A critical Nissan Group data center in Denver crashed Aug. 17 apparently because of a power outage. The results were widespread and frustrating for the automaker and its retailers last week, sending customers away empty-handed and interrupting factory production — as Nissan Group is doggedly trying to shore up falling U.S. retail sales.
But the crisis also demonstrates a larger vulnerability for today's auto industry, which depends on complex digital vehicle distribution systems that link data and commerce among consumers, retailers, distribution networks, manufacturing plants and finance companies.
All of that shut down for Nissan Group last week, affecting the operations of Nissan and Infiniti's approximately 1,300 U.S. dealers as well as an undetermined number of retailers in Canada and Mexico.
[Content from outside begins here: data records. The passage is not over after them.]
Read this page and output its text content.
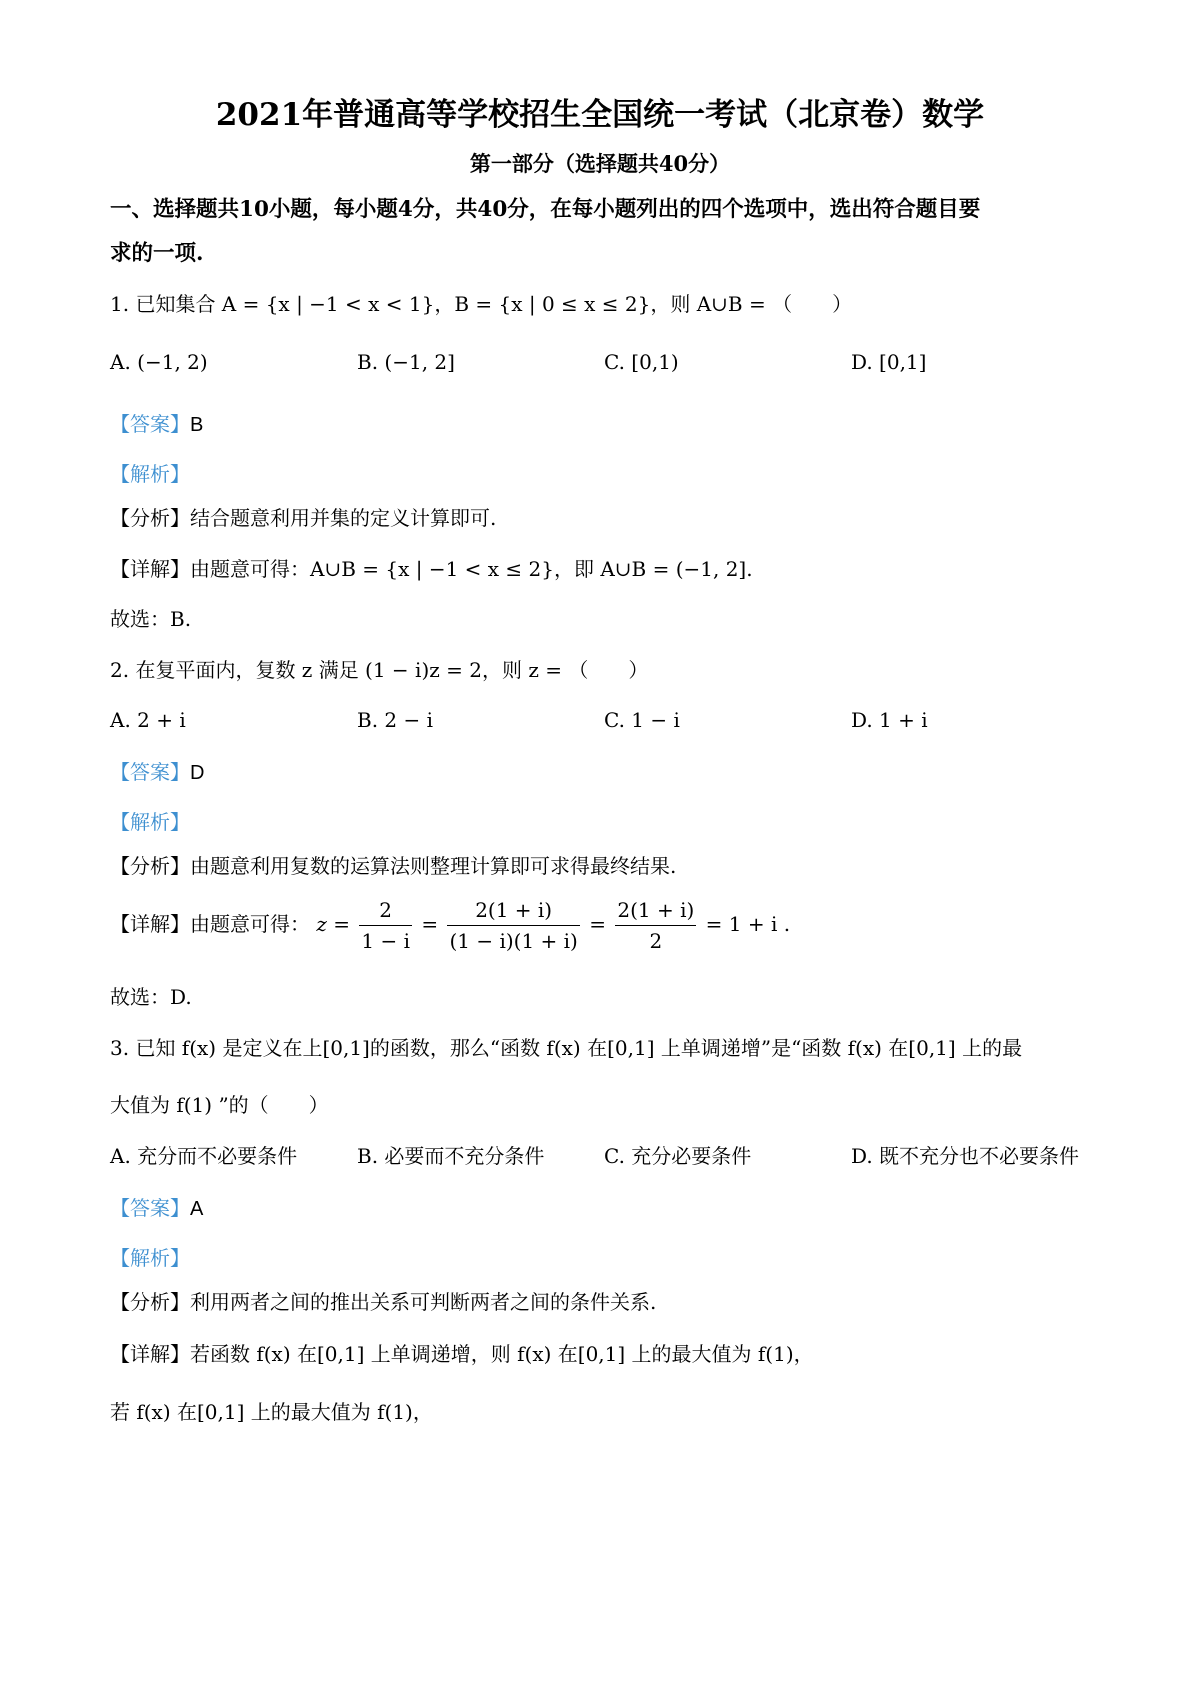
2021年普通高等学校招生全国统一考试（北京卷）数学
第一部分（选择题共40分）
一、选择题共10小题，每小题4分，共40分，在每小题列出的四个选项中，选出符合题目要
求的一项.
1. 已知集合 A = {x | −1 < x < 1}，B = {x | 0 ≤ x ≤ 2}，则 A∪B = （　　）
A. (−1, 2)	B. (−1, 2]	C. [0,1)	D. [0,1]
【答案】B
【解析】
【分析】结合题意利用并集的定义计算即可.
【详解】由题意可得：A∪B = {x | −1 < x ≤ 2}，即 A∪B = (−1, 2].
故选：B.
2. 在复平面内，复数 z 满足 (1 − i)z = 2，则 z = （　　）
A. 2 + i	B. 2 − i	C. 1 − i	D. 1 + i
【答案】D
【解析】
【分析】由题意利用复数的运算法则整理计算即可求得最终结果.
【详解】由题意可得： $z = \frac{2}{1 - i} = \frac{2(1 + i)}{(1 - i)(1 + i)} = \frac{2(1 + i)}{2} = 1 + i$ .
故选：D.
3. 已知 f(x) 是定义在上[0,1]的函数，那么“函数 f(x) 在[0,1] 上单调递增”是“函数 f(x) 在[0,1] 上的最
大值为 f(1) ”的（　　）
A. 充分而不必要条件	B. 必要而不充分条件	C. 充分必要条件	D. 既不充分也不必要条件
【答案】A
【解析】
【分析】利用两者之间的推出关系可判断两者之间的条件关系.
【详解】若函数 f(x) 在[0,1] 上单调递增，则 f(x) 在[0,1] 上的最大值为 f(1)，
若 f(x) 在[0,1] 上的最大值为 f(1)，
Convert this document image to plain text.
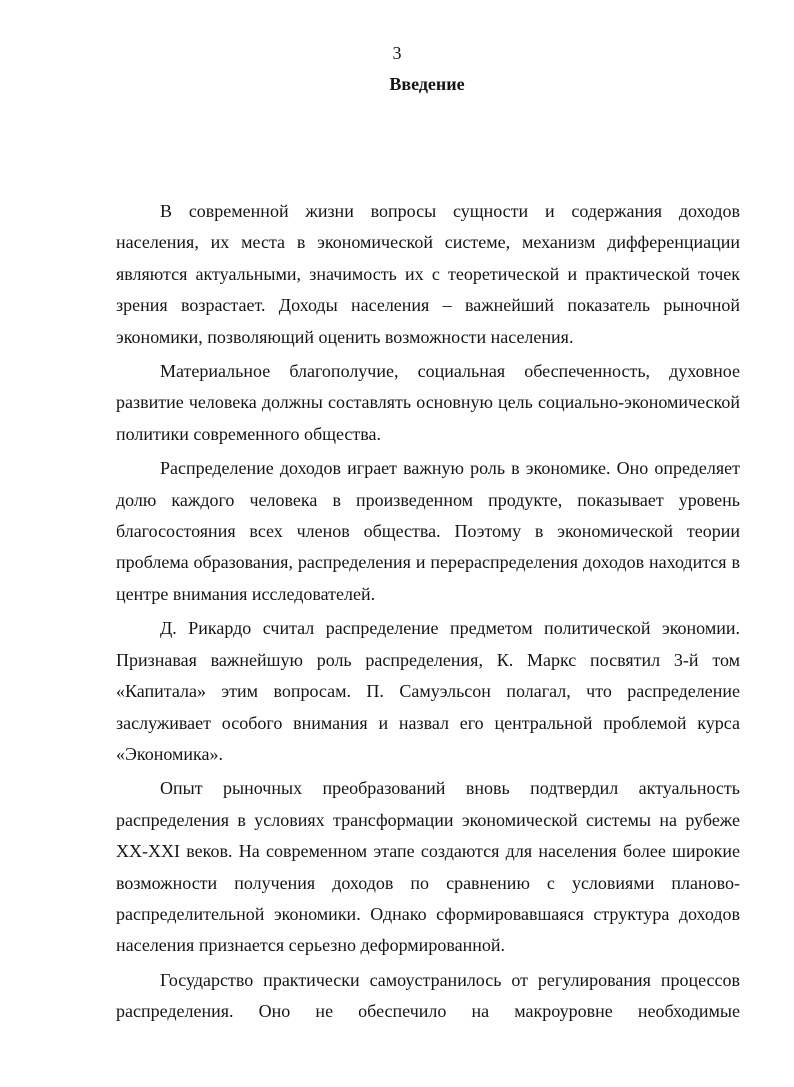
3
Введение

В современной жизни вопросы сущности и содержания доходов населения, их места в экономической системе, механизм дифференциации являются актуальными, значимость их с теоретической и практической точек зрения возрастает. Доходы населения – важнейший показатель рыночной экономики, позволяющий оценить возможности населения.

Материальное благополучие, социальная обеспеченность, духовное развитие человека должны составлять основную цель социально-экономической политики современного общества.

Распределение доходов играет важную роль в экономике. Оно определяет долю каждого человека в произведенном продукте, показывает уровень благосостояния всех членов общества. Поэтому в экономической теории проблема образования, распределения и перераспределения доходов находится в центре внимания исследователей.

Д. Рикардо считал распределение предметом политической экономии. Признавая важнейшую роль распределения, К. Маркс посвятил 3-й том «Капитала» этим вопросам. П. Самуэльсон полагал, что распределение заслуживает особого внимания и назвал его центральной проблемой курса «Экономика».

Опыт рыночных преобразований вновь подтвердил актуальность распределения в условиях трансформации экономической системы на рубеже XX-XXI веков. На современном этапе создаются для населения более широкие возможности получения доходов по сравнению с условиями планово-распределительной экономики. Однако сформировавшаяся структура доходов населения признается серьезно деформированной.

Государство практически самоустранилось от регулирования процессов распределения. Оно не обеспечило на макроуровне необходимые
A Nissan Canada spokesman wasn't specific in saying how the outage affected Canadian operations, just that it did.
It was unclear at week's end how many new-vehicle sales Nissan Group lost from the glitch or what the ultimate cost will be to dealers, sales personnel and service shops.
The system, referred to internally as NNANet, is the retailer's tool for ordering cars and parts, obtaining product rebate information to know how to structure a sale, checking on vehicle recalls, filing warranty claims to enable service work to be performed and priced, and seeking factory financing information.
"Everything we do with Nissan goes through NNANet," said Tim Hill, owner of Hill Nissan in Winter Haven, Fla. "That is our lifeblood."
The system remained down for four days, grounding operations at many retailers. Service was restored by 6 p.m. Central Daylight Time on Wednesday, Aug. 21.